É vero que a conversa nem sempre encanta, nem sempre engata, mas reputo ser uma pena que a interação entre as gentes que partilham trechos de itinerários diariamente numa cidade do tamanho de São Paulo seja, no mais das vezes, calada.

Não que esteja defendendo a matraquice a torto e a direito, como a da velhota de cabelos tinturados que passara a viagem inteira açoitando a orelha direita do motorista com amarguras e futebolices empacotadas numa irritante voz roufenha, no ônibus que tomei de casa para o trabalho, pela manhã. Olhe que tenho muito gosto em prosear, mas em prosa ruim não meto palavra.

Só que não há papo malogrado que me abata o espírito, que me roube de todo a esperança de que o próximo poderá valer a pena. E eis que já na metade final de meu périplo empoleirado em uma linha de trem e quatro de metrô, um ônibus de linha e depois um avião entre meu trabalho, na zona sul de São Paulo, e a casa de meus pais, no centro de Salvador, deu-se novamente o milagre da boa prosa.

A fila para entrar no ônibus que nos levaria até Cumbica estava dobrando a rua – tinham caído quatro pingos de chuva e, portanto, o ônibus atrasara. À minha frente, Átila, que do rei huno tinha só mesmo o nome, deixara-se engabelar pela companhia aérea, que lhe enfiara pela guela um overbooking daqueles. Temente a Deus, o pobre diabo escolhera como arma sua índole boa e cordial para enfrentar o gnomo do guichê, e acabou aceitando uma troca de voo que o obrigaria a pernoitar no aeroporto.

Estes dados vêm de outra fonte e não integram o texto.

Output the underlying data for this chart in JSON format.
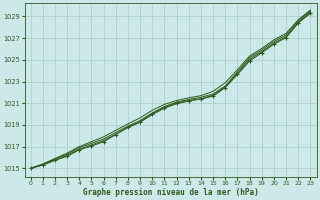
{
  "xlabel": "Graphe pression niveau de la mer (hPa)",
  "xlim": [
    -0.5,
    23.5
  ],
  "ylim": [
    1014.2,
    1030.2
  ],
  "yticks": [
    1015,
    1017,
    1019,
    1021,
    1023,
    1025,
    1027,
    1029
  ],
  "xticks": [
    0,
    1,
    2,
    3,
    4,
    5,
    6,
    7,
    8,
    9,
    10,
    11,
    12,
    13,
    14,
    15,
    16,
    17,
    18,
    19,
    20,
    21,
    22,
    23
  ],
  "background_color": "#cce8e8",
  "grid_color": "#aacccc",
  "line_color": "#2d5a1b",
  "x": [
    0,
    1,
    2,
    3,
    4,
    5,
    6,
    7,
    8,
    9,
    10,
    11,
    12,
    13,
    14,
    15,
    16,
    17,
    18,
    19,
    20,
    21,
    22,
    23
  ],
  "y_main": [
    1015.0,
    1015.35,
    1015.85,
    1016.3,
    1016.9,
    1017.3,
    1017.7,
    1018.3,
    1018.9,
    1019.4,
    1020.1,
    1020.7,
    1021.1,
    1021.35,
    1021.55,
    1021.85,
    1022.6,
    1023.9,
    1025.2,
    1025.9,
    1026.7,
    1027.3,
    1028.6,
    1029.5
  ],
  "y_smooth1": [
    1015.0,
    1015.4,
    1015.9,
    1016.4,
    1017.0,
    1017.45,
    1017.9,
    1018.5,
    1019.1,
    1019.65,
    1020.35,
    1020.9,
    1021.25,
    1021.5,
    1021.7,
    1022.1,
    1022.9,
    1024.1,
    1025.35,
    1026.05,
    1026.85,
    1027.45,
    1028.7,
    1029.6
  ],
  "y_smooth2": [
    1015.0,
    1015.3,
    1015.75,
    1016.2,
    1016.75,
    1017.15,
    1017.55,
    1018.15,
    1018.75,
    1019.25,
    1019.95,
    1020.55,
    1020.95,
    1021.2,
    1021.4,
    1021.75,
    1022.5,
    1023.75,
    1025.05,
    1025.75,
    1026.55,
    1027.15,
    1028.45,
    1029.4
  ],
  "y_marker": [
    1015.0,
    1015.3,
    1015.75,
    1016.1,
    1016.7,
    1017.05,
    1017.45,
    1018.1,
    1018.8,
    1019.3,
    1020.05,
    1020.6,
    1021.05,
    1021.25,
    1021.4,
    1021.65,
    1022.45,
    1023.65,
    1024.9,
    1025.65,
    1026.45,
    1027.05,
    1028.4,
    1029.3
  ]
}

Atrás de mim achegou-se Mariana, que ouviu a conversa e exortou o homônimo do huno a deixar aflorar um tantinho assim do espírito bárbaro do “Flagelo de Deus” e argumentar com a companhia aérea com mais energia. Átila, o cordato, retrucou que é, podia ter bradado; mas que não tendo brigado, tendo acatado a penitência, ganhava lá seus pontinhos no céu com a turma do Divino. Reapareceram os incisivos levemente tortos do sorriso branco muito branco de Mariana, arremate do rosto redondo de franja que lhe conferiam charme infantil.

Prosseguiu então o divertido Átila, o convertido. Disse que preferira aceitar o desígnio divino do overbooking e tomar o próximo voo mesmo: e se aquele em que ele não embarcou caísse? , perguntou, recordando que o irmão escapara do acidente da TAM em Congonhas, em 2007, por um erro na hora de confirmar a compra da passagem pela internet. – E se o voo de amanhã de manhã cair? , perguntei. Átila corou. Mariana, novamente, se riu.

Habituê de aeroporto, Átila contou que certa vez viajou na poltrona do meio, encolhido entre os brações de outros dois gordotes, que se apressaram em ocupar os braços das poltronas, imprensando a bonânima do moço. Ponderei que o real malfeitor era mesmo o passageiro da poltrona do corredor, que afinal não disputa com ninguém ao menos uma das abas de sua poltrona. Átila preferiu não ir adiante na polêmica: prefere mesmo é a Azul, que tem só duas, não tem esse negócio de poltrona do meio.

O papo continuou rendendo, o ônibus chegou ao aeroporto. Como resistisse a aceitar que a perda terrível de meus novos amigos era iminente, convidei-os a encontrarmo-nos depois que cada um fizesse o check-in, para tomar um café antes do embarque. Mas é São Paulo, e na multidão dispersamo-nos sem despedida mesmo.

Só, me restou embarcar. Meu bilhete da TAM marcava o assento 23 B: poltrona do meio. Dos lados, dois rechonchudos vizinhos. Ironia do destino, diria Átila; ou só piada da TAM mesmo, diria Mariana. Fato é que, tendo sido um dos primeiros a embarcar, acorri a retesar meu braço direito no braço da poltrona, só pra garantir…

É que a prosa, quando engata, ensina sempre uma coisinha ou outra.